LE CICOGNE DEL MONASTERO
Una lunga sosta al sole ci permette di ammirare le rovine delle lunghe mura medievali della città fantasma di Castrotorafe, poi discese e salite, tra i campi che brillano del giallo dorato della colza, ci portano alle case e all’albergue di Granja de Moreruela, affacciato sulla solita statale 630.

Una delle meraviglie della via si cela però a soli 3 chilometri da qui: accompagnati da una guida volontaria (in macchina!), sbarchiamo davanti alle pietre solenni del monastero di Moreruela di cui il nostro paesino era una filiazione agricola (in italiano: grancia). Fondato nel IX secolo e ingrandito nel ‘200 con l’appoggio del re Alfonso VII, il convento venne abbandonato definitivamente nel 1835 quando, come scrivono le cronache “…rimanevano solo 12 monaci e 400 pecore”. Il luogo è veramente magico però, ora che anche il sole ha deciso di mostrarsi: l’abside enorme e le mura sono popolate da decine di nidi di cicogne e la nostra breve visita le fa alzare in volo continuamente, segnando il cielo con il bianco delle loro ali e la terra con le grandi ombre che sfrecciano veloci.


IL CAMMINO ALLAGATO... E LA GRANDINE
Nel piccolo caffè Borox di Barcial del Barco il gentile barista mi butta giù senza pietà una scelta drammatica. “Il cammino è allagato, quindi puoi scegliere tra camminare 18 chilometri sulle vie nazionali oppure” aggiunge guardandomi sornione “seguire la vecchia via che in 8 km ti porterà a Benavente”. Ci penso un attimo, poi dai miei limitati vocabolari emerge la certezza che via, da queste parti, vuol dire ferrovia. Così mi trovo a camminare solo soletto su una scomodissima massicciata di pietrame instabile che mi avvicina sempre più al corso dell’Esla che, data l’apertura degli invasi, sembra largo come il Mississippi.
La traversata si rivela dura e complicata, con l’aggravante del fatto che il burlone che ha scritto la guida italiana che ho portato con me mi aveva rinfrancato con parole che si rivelano tragicamente inesatte.
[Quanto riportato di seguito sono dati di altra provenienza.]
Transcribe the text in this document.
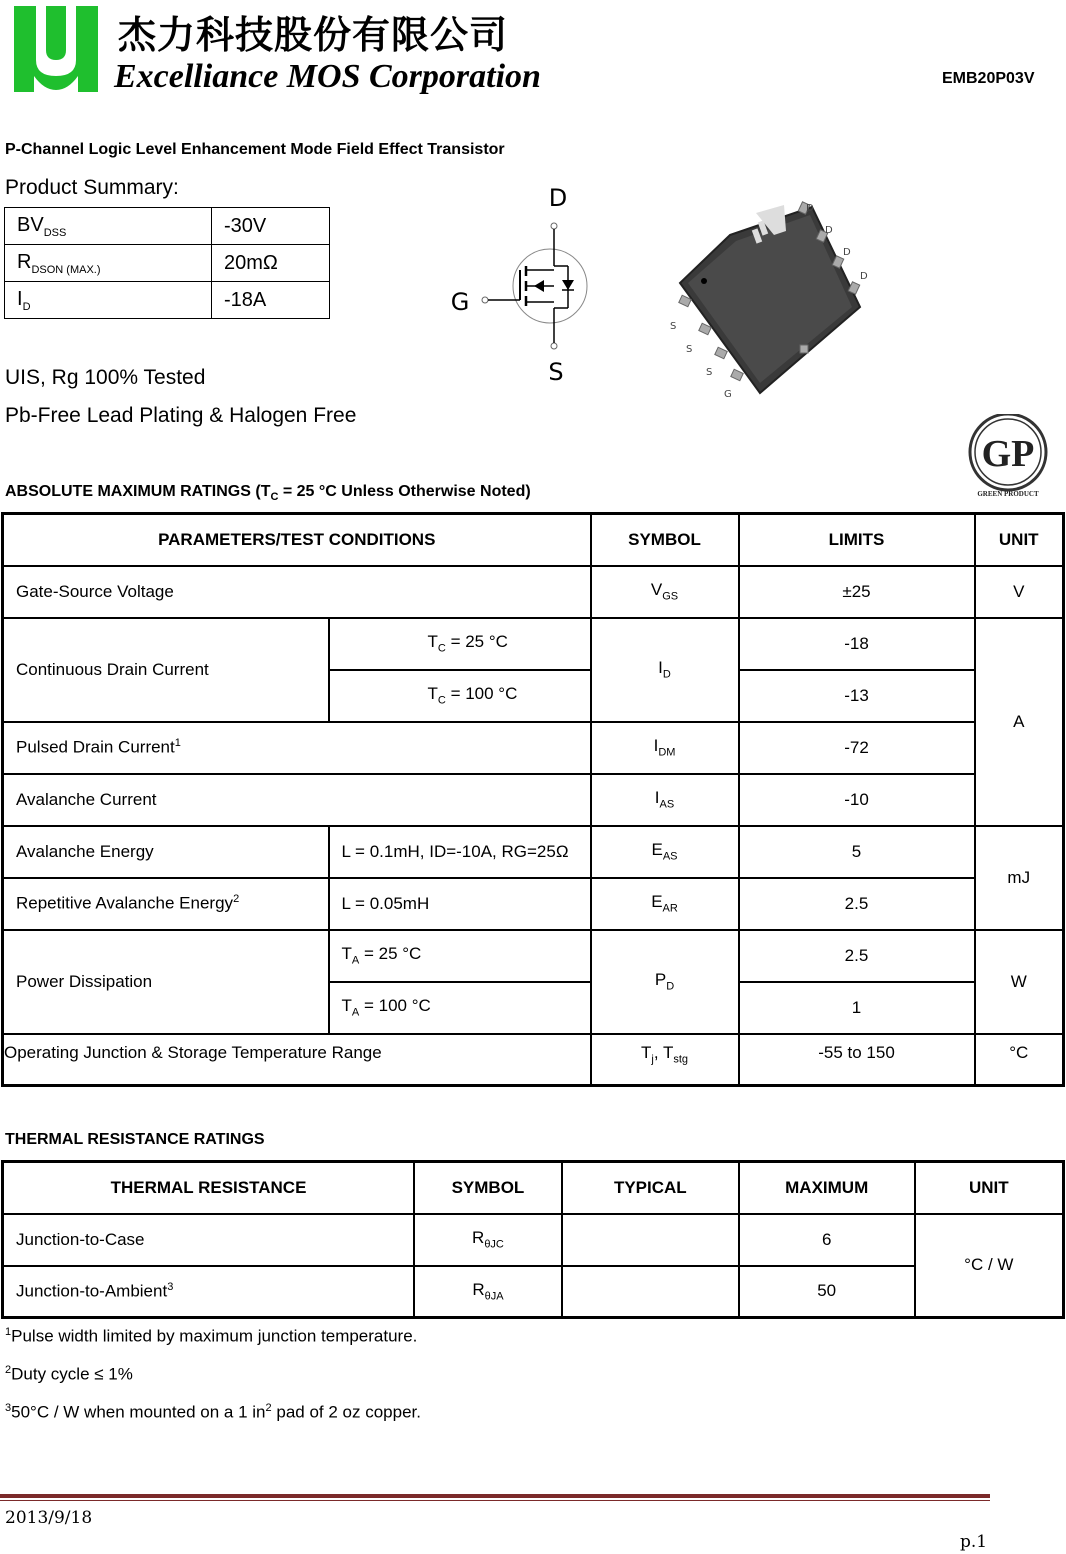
杰力科技股份有限公司
Excelliance MOS Corporation	EMB20P03V
P-Channel Logic Level Enhancement Mode Field Effect Transistor
Product Summary:
$BV_{DSS}$	-30V
$R_{DSON (MAX.)}$	20mΩ
$I_D$	-18A
UIS, Rg 100% Tested
Pb-Free Lead Plating & Halogen Free
D
G
S
D
D
D
D
S
S
S
G
GP
GREEN PRODUCT
ABSOLUTE MAXIMUM RATINGS ($T_C = 25$ °C Unless Otherwise Noted)
PARAMETERS/TEST CONDITIONS		SYMBOL	LIMITS	UNIT
Gate-Source Voltage		$V_{GS}$	±25	V
Continuous Drain Current	$T_C = 25$ °C	$I_D$	-18	A
	$T_C = 100$ °C		-13	
Pulsed Drain Current$^1$		$I_{DM}$	-72	
Avalanche Current		$I_{AS}$	-10	
Avalanche Energy	L = 0.1mH, ID=-10A, RG=25Ω	$E_{AS}$	5	mJ
Repetitive Avalanche Energy$^2$	L = 0.05mH	$E_{AR}$	2.5	
Power Dissipation	$T_A = 25$ °C	$P_D$	2.5	W
	$T_A = 100$ °C		1	
Operating Junction & Storage Temperature Range		$T_j$, $T_{stg}$	-55 to 150	°C
THERMAL RESISTANCE RATINGS
THERMAL RESISTANCE	SYMBOL	TYPICAL	MAXIMUM	UNIT
Junction-to-Case	$R_{\theta JC}$		6	°C / W
Junction-to-Ambient$^3$	$R_{\theta JA}$		50	
$^1$Pulse width limited by maximum junction temperature.
$^2$Duty cycle ≤ 1%
$^3$50°C / W when mounted on a 1 $in^2$ pad of 2 oz copper.
2013/9/18
p.1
I quattro chilometri e i tre ponti, da percorrere camminando sulle traversine (come in un western) sono in realtà 6, segnati da 9 ponti cigolanti e arrugginiti e, vista la dimensione delle piante cresciute sulla massicciata, immagino che le traversine siano state tolte da molti, molti anni, forse da un parente di Franco in persona. Giunto finalmente sulla terraferma, però, ho il piacere di concludere la giornata con l’arrivo a velocità supersonica di un fronte temporalesco spaventoso, che si trasforma in un simpatico muro di grandine proprio mentre comincio a intravedere da lontano i campanili delle antiche chiese di Benavente.
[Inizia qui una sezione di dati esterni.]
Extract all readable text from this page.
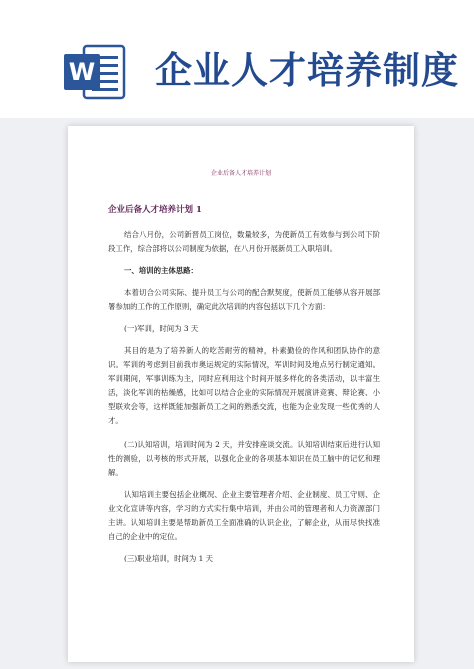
W 企业人才培养制度
企业后备人才培养计划
企业后备人才培养计划 1

结合八月份，公司新晋员工岗位，数量较多，为使新员工有效参与到公司下阶段工作，综合部将以公司制度为依据，在八月份开展新员工入职培训。

一、培训的主体思路：

本着切合公司实际、提升员工与公司的配合默契度，使新员工能够从容开展部署参加的工作的工作原则，确定此次培训的内容包括以下几个方面：

(一)军训，时间为 3 天

其目的是为了培养新人的吃苦耐劳的精神，朴素勤俭的作风和团队协作的意识。军训的考虑到目前我市奥运规定的实际情况，军训时间及地点另行制定通知。军训期间，军事训练为主，同时应利用这个时间开展多样化的各类活动，以丰富生活，淡化军训的枯燥感，比如可以结合企业的实际情况开展演讲竞赛、辩论赛、小型联欢会等，这样既能加强新员工之间的熟悉交流，也能为企业发现一些优秀的人才。

(二)认知培训，培训时间为 2 天，并安排座谈交流。认知培训结束后进行认知性的测验，以考核的形式开展，以强化企业的各项基本知识在员工脑中的记忆和理解。

认知培训主要包括企业概况、企业主要管理者介绍、企业制度、员工守则、企业文化宣讲等内容，学习的方式实行集中培训，并由公司的管理者和人力资源部门主讲。认知培训主要是帮助新员工全面准确的认识企业，了解企业，从而尽快找准自己的企业中的定位。

(三)职业培训，时间为 1 天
Chi seguiva la Via de la Plata in passato normalmente una volta raggiunta Astorga voltava decisamente verso occidente per camminare per gli ultimi 270 km che mancano per raggiungere Santiago de Compostela seguendo le tappe della via che proviene da Roncisvalle (come farò io nei prossimi giorni). La maggior parte dei camminatori moderni, però, già che ha iniziato le sue esperienze sui cammini percorrendo il Camino Francés, per non ripercorrerne un tratto una volta giunto a Granja de Moreruela volta a sinistra e segue un ulteriore variante: il Camino Sanabrés, che raggiunge anch’esso Santiago correndo però più a sud dell’itinerario più frequentato.